Я не знал названий песен, но узнавал их по первым аккордам. Говорили, что этот водитель – битломан. Что он слушает только «Битлз», больше ничего. Музыка была волшебной. Я не понимал слов. Но смутно догадывался, о чем она. Это было лучшее, что бывало со мной по утрам.
Сначала обычно играла та, где голос будто плывет в пустоте – медленно, тихо, как будто из другого мира. Я узнавал ее с первых аккордов. Слова шли сквозь гул мотора, и я уже не слышал, как кто-то кашлял или шаркал ногами сзади. Когда за рулем был он, я всегда радовался. По-настоящему. Внутри становилось тише. Вся дорога укладывалась в двенадцать песен. Иногда – больше, если приходилось пропускать встречные машины на переезде через ГЭС. Но чаще – ровно двенадцать. На двенадцатой песне – остановка у школы. Я всегда выходил один. Остальные ехали дальше – на судоверфь, на смену.
Иногда я представлял, что мы не на автобусе, а скользим среди погибших планет. И что водитель – не человек, а просто какой-то голос, который знает, когда повернуть. И что он включает эти песни не потому что любит, а потому что больше в этом мире ничего не осталось.
Вправо-влево, вправо-влево – дворники сметали снег с лобового, и в черноте утра это походило на огромный метроном. Такой стоял у нас в кабинете физики – с тяжелым маятником и щелкающим звуком, как будто время нарочно замедляли.
На второй песне я уже расслабился – облокотился спиной на перегородку и взялся руками за поручень под лобовым. Он был чуть шершавый, с лысеющей обмоткой, иногда подрагивал на кочках. Мне не нужно было держаться – но я все равно держался, просто так. Как будто это удерживало меня внутри этого утра, пока не кончится музыка.
Следующая была моя любимая – та, где голос тянется лениво, как будто поет кто-то, кто только что проснулся и не хочет вставать. Я не знал ни слова, но всегда ждал именно ее. Под нее хотелось просто стоять и слушать. И ничего больше. Но все равно каким-то внутренним чутьем знал: эта песня – про то, как можно ничего не делать.
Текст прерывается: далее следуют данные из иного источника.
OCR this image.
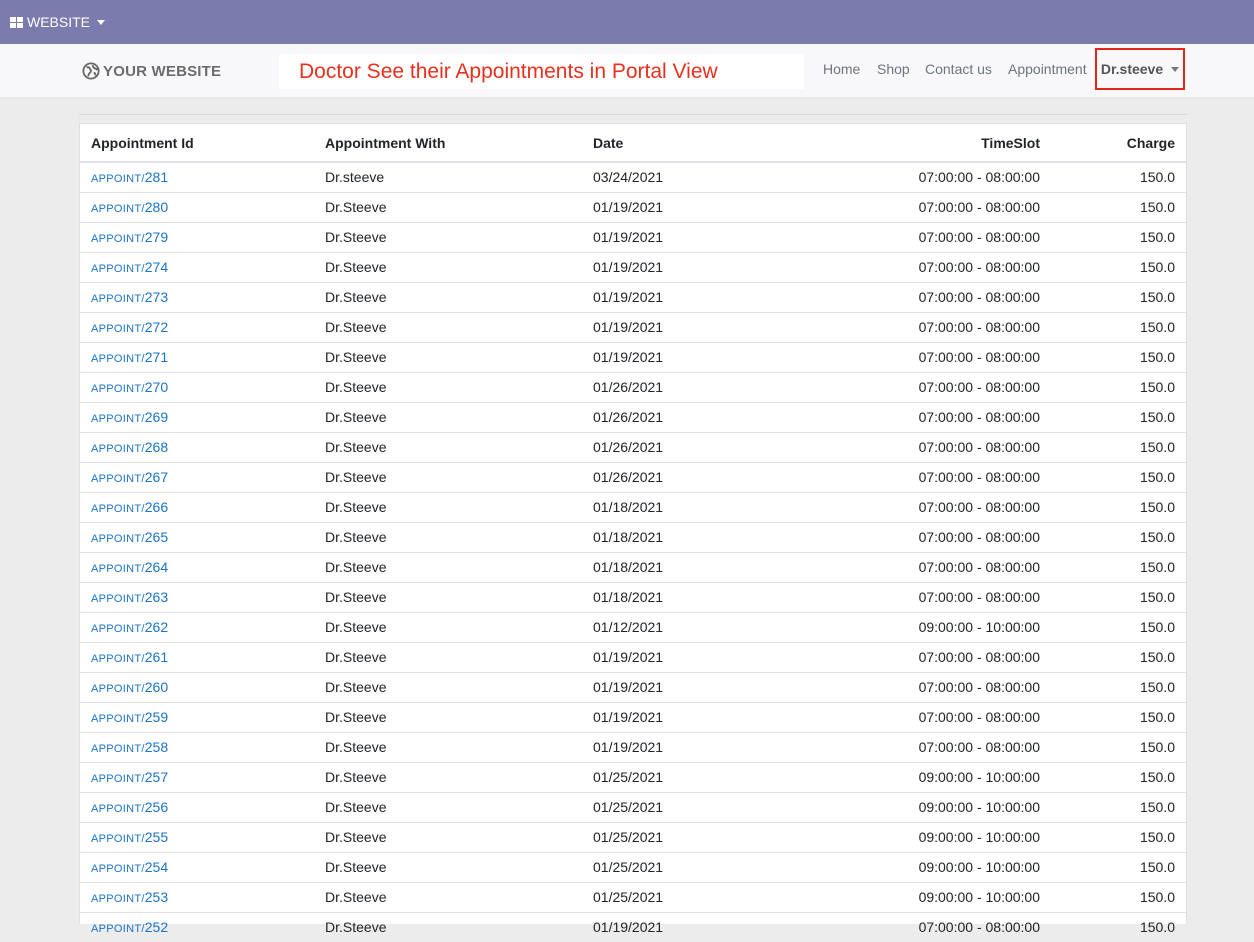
WEBSITE
YOUR WEBSITE	Doctor See their Appointments in Portal View	Home Shop Contact us Appointment Dr.steeve
Appointment Id	Appointment With	Date	TimeSlot	Charge
APPOINT/281	Dr.steeve	03/24/2021	07:00:00 - 08:00:00	150.0
APPOINT/280	Dr.Steeve	01/19/2021	07:00:00 - 08:00:00	150.0
APPOINT/279	Dr.Steeve	01/19/2021	07:00:00 - 08:00:00	150.0
APPOINT/274	Dr.Steeve	01/19/2021	07:00:00 - 08:00:00	150.0
APPOINT/273	Dr.Steeve	01/19/2021	07:00:00 - 08:00:00	150.0
APPOINT/272	Dr.Steeve	01/19/2021	07:00:00 - 08:00:00	150.0
APPOINT/271	Dr.Steeve	01/19/2021	07:00:00 - 08:00:00	150.0
APPOINT/270	Dr.Steeve	01/26/2021	07:00:00 - 08:00:00	150.0
APPOINT/269	Dr.Steeve	01/26/2021	07:00:00 - 08:00:00	150.0
APPOINT/268	Dr.Steeve	01/26/2021	07:00:00 - 08:00:00	150.0
APPOINT/267	Dr.Steeve	01/26/2021	07:00:00 - 08:00:00	150.0
APPOINT/266	Dr.Steeve	01/18/2021	07:00:00 - 08:00:00	150.0
APPOINT/265	Dr.Steeve	01/18/2021	07:00:00 - 08:00:00	150.0
APPOINT/264	Dr.Steeve	01/18/2021	07:00:00 - 08:00:00	150.0
APPOINT/263	Dr.Steeve	01/18/2021	07:00:00 - 08:00:00	150.0
APPOINT/262	Dr.Steeve	01/12/2021	09:00:00 - 10:00:00	150.0
APPOINT/261	Dr.Steeve	01/19/2021	07:00:00 - 08:00:00	150.0
APPOINT/260	Dr.Steeve	01/19/2021	07:00:00 - 08:00:00	150.0
APPOINT/259	Dr.Steeve	01/19/2021	07:00:00 - 08:00:00	150.0
APPOINT/258	Dr.Steeve	01/19/2021	07:00:00 - 08:00:00	150.0
APPOINT/257	Dr.Steeve	01/25/2021	09:00:00 - 10:00:00	150.0
APPOINT/256	Dr.Steeve	01/25/2021	09:00:00 - 10:00:00	150.0
APPOINT/255	Dr.Steeve	01/25/2021	09:00:00 - 10:00:00	150.0
APPOINT/254	Dr.Steeve	01/25/2021	09:00:00 - 10:00:00	150.0
APPOINT/253	Dr.Steeve	01/25/2021	09:00:00 - 10:00:00	150.0
APPOINT/252	Dr.Steeve	01/19/2021	07:00:00 - 08:00:00	150.0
Просто стоять, смотреть вперед, слушать, как поют чужие люди. И ехать.
На двенадцатой песне автобус начал сбавлять ход. Сначала незаметно – просто что-то сдвинулось в моторе, изменилась вибрация. Потом – длинный выдох тормозов, скрип, рывок. Музыка все еще играла. Я всегда надеялся, что успеет доиграть до конца. Иногда – да. Иногда – нет. Сегодня песня обрывалась прямо на фразе. Хуже, чем снег за шиворот. Я проскользнул из-под поручня, пробормотал «спасибо» и выглянул наружу – в этот тревожный, холодный космос. На остановке никого, только кусты в сугробах и бетонный забор с ржавым проломом. Я спрыгнул вниз – на жесткий наст, услышал хруст под ботинками. Дверь лязгнула, и автобус тронулся дальше.
Я стоял и смотрел, как он уходит в темноту – с огоньками за мерзлыми окнами, с песней, которая все еще звучала внутри. Затем повернулся и пошел к школе.
В раздевалке пахло ботинками и мокрой одеждой. Я стоял у батареи, стягивал с себя куртку. Пацаны из параллельного класса сидели под вешалками – посмеивались, толкали друг друга плечами, переглядывались. Мне не нужно было смотреть – и так было понятно, про кого. Я уже напрягся. Это был не первый раз.